Abstract

Manual regulatory compliance checking of construction projects is usually timeconsuming and error-prone. There have been efforts both in academia and industry to automate this process. However, none of them achieved full automation. Specifically, the extraction of rules from regulatory text (e.g. building code) and its representation in a computer-processable format is still conducted manually or semi-automatically. Natural language processing (NLP) aims at enabling computers to process natural language text in a human-like manner. It provides basic concepts and methods for text processing and analysis, such as part of speech (POS) tagging, tokenization, sentence splitting, named entity recognition, and semantic role labeling, etc.

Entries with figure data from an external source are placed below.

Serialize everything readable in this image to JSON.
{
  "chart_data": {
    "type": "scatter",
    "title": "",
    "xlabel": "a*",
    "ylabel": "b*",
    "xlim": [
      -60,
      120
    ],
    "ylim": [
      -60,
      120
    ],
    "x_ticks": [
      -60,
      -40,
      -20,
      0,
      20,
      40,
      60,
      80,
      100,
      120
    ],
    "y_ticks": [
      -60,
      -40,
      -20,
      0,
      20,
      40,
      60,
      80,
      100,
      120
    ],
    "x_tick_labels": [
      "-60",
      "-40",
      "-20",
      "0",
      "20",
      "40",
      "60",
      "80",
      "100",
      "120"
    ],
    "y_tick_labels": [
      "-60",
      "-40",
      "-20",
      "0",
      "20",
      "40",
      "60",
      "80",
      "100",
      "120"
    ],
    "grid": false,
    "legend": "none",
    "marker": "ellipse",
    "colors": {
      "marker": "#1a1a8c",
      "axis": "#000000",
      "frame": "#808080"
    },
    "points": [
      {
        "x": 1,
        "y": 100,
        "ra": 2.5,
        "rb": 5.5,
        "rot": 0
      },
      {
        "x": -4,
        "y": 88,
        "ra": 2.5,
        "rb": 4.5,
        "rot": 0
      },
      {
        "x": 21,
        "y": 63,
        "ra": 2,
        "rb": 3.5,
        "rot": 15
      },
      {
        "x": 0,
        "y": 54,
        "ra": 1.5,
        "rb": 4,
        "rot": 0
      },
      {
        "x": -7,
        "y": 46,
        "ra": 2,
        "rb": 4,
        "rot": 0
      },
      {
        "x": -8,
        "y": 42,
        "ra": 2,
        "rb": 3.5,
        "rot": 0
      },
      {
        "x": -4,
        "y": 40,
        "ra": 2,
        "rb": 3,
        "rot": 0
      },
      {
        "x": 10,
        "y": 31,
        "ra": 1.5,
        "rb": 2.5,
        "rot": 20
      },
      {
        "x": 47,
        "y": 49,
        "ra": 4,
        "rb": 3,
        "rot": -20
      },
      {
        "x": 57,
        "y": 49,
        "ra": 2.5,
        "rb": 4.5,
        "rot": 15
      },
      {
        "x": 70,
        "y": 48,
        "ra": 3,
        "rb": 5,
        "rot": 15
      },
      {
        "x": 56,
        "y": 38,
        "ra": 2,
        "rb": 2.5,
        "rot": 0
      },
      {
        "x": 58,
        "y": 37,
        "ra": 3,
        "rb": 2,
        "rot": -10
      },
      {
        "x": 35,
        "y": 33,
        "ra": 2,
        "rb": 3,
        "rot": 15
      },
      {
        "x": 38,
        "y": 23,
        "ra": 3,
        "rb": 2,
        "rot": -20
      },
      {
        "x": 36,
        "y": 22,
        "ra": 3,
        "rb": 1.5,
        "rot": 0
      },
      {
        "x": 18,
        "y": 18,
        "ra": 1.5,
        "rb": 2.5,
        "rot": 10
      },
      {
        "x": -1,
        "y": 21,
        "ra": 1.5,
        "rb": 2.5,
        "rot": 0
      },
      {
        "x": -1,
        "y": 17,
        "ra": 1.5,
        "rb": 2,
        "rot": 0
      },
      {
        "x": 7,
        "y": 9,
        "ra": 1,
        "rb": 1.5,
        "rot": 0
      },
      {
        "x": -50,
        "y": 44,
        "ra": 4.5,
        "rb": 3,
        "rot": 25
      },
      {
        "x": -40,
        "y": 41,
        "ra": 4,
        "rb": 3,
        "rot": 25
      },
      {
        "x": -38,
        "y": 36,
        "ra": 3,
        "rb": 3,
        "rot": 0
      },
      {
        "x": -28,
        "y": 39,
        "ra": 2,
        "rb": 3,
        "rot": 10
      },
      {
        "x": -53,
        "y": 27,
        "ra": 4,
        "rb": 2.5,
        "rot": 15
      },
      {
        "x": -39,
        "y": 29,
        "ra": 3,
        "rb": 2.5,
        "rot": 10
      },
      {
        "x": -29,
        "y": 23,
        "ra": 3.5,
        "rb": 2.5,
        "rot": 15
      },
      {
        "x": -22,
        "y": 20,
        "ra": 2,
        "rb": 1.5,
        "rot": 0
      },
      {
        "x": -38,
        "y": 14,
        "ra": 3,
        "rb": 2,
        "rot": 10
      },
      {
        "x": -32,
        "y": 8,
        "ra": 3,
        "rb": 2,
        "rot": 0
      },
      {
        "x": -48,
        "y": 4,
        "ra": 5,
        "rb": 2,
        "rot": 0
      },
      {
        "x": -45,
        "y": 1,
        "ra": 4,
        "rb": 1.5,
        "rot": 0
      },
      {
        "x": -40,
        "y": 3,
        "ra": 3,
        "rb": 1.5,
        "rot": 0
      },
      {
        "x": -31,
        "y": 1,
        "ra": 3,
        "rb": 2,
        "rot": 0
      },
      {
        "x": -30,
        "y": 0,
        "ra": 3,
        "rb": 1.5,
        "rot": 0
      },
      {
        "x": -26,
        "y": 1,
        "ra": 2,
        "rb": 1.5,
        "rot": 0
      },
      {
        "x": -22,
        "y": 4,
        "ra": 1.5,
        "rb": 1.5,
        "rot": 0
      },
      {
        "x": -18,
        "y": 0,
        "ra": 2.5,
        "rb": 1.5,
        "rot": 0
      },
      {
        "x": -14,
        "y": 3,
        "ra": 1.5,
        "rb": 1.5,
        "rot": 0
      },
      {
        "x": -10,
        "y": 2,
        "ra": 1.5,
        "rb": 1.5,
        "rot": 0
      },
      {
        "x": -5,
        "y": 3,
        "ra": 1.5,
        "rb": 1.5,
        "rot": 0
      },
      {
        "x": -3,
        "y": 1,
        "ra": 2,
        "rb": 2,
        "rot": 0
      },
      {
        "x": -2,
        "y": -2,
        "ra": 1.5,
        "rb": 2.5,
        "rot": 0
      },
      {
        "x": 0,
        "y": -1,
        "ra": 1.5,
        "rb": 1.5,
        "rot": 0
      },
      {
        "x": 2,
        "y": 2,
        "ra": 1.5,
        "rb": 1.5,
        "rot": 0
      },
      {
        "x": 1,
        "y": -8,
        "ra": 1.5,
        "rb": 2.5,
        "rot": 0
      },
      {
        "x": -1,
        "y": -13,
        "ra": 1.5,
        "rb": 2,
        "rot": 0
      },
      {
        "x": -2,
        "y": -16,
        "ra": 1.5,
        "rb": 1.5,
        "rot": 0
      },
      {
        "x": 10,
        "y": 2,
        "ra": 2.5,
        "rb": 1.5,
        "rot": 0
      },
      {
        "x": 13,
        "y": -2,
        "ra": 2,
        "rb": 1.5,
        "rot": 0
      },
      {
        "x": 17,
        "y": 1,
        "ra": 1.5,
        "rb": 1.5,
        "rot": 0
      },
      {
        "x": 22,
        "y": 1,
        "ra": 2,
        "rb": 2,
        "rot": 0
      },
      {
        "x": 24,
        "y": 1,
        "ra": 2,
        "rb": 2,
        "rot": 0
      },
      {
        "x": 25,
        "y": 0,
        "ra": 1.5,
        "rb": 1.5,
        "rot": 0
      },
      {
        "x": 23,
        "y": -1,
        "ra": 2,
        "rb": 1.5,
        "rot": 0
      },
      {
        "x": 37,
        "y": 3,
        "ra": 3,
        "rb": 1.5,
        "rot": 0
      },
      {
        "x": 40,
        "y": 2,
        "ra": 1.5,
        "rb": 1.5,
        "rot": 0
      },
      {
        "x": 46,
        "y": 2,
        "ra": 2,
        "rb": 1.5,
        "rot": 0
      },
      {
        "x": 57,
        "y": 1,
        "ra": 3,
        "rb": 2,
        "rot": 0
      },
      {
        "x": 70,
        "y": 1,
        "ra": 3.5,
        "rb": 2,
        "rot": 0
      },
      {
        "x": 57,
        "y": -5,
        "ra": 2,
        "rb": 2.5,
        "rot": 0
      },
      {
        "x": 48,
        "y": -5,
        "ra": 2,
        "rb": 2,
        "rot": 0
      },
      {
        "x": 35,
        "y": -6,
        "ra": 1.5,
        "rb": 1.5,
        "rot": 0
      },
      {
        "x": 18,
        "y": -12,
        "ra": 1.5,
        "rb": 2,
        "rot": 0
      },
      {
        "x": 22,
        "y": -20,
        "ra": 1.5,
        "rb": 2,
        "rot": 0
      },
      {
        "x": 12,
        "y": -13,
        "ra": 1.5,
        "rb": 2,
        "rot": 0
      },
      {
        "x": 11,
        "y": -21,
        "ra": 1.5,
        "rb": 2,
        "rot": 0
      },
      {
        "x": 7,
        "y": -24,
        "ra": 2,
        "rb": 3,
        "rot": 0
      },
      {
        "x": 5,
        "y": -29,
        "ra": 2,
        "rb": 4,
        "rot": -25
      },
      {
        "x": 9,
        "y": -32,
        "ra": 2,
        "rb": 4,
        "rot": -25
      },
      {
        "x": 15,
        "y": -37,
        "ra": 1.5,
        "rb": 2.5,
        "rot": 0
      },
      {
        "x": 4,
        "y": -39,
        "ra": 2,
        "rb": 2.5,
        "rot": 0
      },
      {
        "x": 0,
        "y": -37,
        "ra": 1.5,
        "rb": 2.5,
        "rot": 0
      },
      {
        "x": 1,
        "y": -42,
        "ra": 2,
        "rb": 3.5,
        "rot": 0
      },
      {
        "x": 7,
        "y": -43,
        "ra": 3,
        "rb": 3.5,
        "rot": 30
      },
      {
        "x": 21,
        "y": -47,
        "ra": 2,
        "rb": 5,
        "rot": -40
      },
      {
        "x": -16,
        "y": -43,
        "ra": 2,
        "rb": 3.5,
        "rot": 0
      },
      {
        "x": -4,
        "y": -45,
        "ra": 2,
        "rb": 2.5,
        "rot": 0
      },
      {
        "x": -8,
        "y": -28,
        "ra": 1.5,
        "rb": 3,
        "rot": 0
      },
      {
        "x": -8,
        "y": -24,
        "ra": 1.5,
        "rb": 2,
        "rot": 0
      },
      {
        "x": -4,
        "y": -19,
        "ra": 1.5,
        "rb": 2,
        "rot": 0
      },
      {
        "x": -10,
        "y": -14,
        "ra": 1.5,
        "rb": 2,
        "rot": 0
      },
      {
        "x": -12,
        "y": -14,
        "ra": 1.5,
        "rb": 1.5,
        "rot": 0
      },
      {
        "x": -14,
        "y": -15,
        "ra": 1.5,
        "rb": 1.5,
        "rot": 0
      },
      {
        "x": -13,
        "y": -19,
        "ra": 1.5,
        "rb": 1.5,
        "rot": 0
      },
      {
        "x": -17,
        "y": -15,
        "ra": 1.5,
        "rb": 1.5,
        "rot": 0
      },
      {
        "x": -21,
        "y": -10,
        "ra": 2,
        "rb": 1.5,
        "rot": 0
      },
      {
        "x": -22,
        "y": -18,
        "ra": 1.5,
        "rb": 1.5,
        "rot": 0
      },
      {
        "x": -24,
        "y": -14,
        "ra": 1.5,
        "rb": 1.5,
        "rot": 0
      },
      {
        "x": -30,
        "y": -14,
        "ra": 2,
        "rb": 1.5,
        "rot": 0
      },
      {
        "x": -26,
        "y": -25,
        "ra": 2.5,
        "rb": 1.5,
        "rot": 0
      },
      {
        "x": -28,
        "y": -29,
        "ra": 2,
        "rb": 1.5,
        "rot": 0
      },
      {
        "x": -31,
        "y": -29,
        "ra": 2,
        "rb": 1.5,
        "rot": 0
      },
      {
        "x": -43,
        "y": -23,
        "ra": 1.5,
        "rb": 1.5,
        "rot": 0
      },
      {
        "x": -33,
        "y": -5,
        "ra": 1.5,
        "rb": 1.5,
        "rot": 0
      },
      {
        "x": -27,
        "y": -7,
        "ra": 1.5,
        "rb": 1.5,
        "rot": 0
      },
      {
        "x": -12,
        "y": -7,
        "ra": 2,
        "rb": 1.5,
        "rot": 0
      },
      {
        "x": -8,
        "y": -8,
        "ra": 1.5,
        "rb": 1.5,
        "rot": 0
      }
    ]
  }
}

This paper is intended to explore the effectiveness of utilizing syntactic (i.e. grammatical) and semantic (i.e. meaning descriptive) features of the text (using NLP tools and techniques) to automatically extract regulatory information from building codes. An automated information extraction (IE) approach – involving the use of IE rules – is proposed. Chapter 12 of the 2006 International Building Code was used to develop the IE rules, while Chapter 12 of the 2009 International Fire Code was used to test the approach. An overall F-measure of 0.94 shows the potential of the proposed approach. Based on the experimental results and their analysis, we conclude the paper by pinpointing possible ways for improving the proposed approach.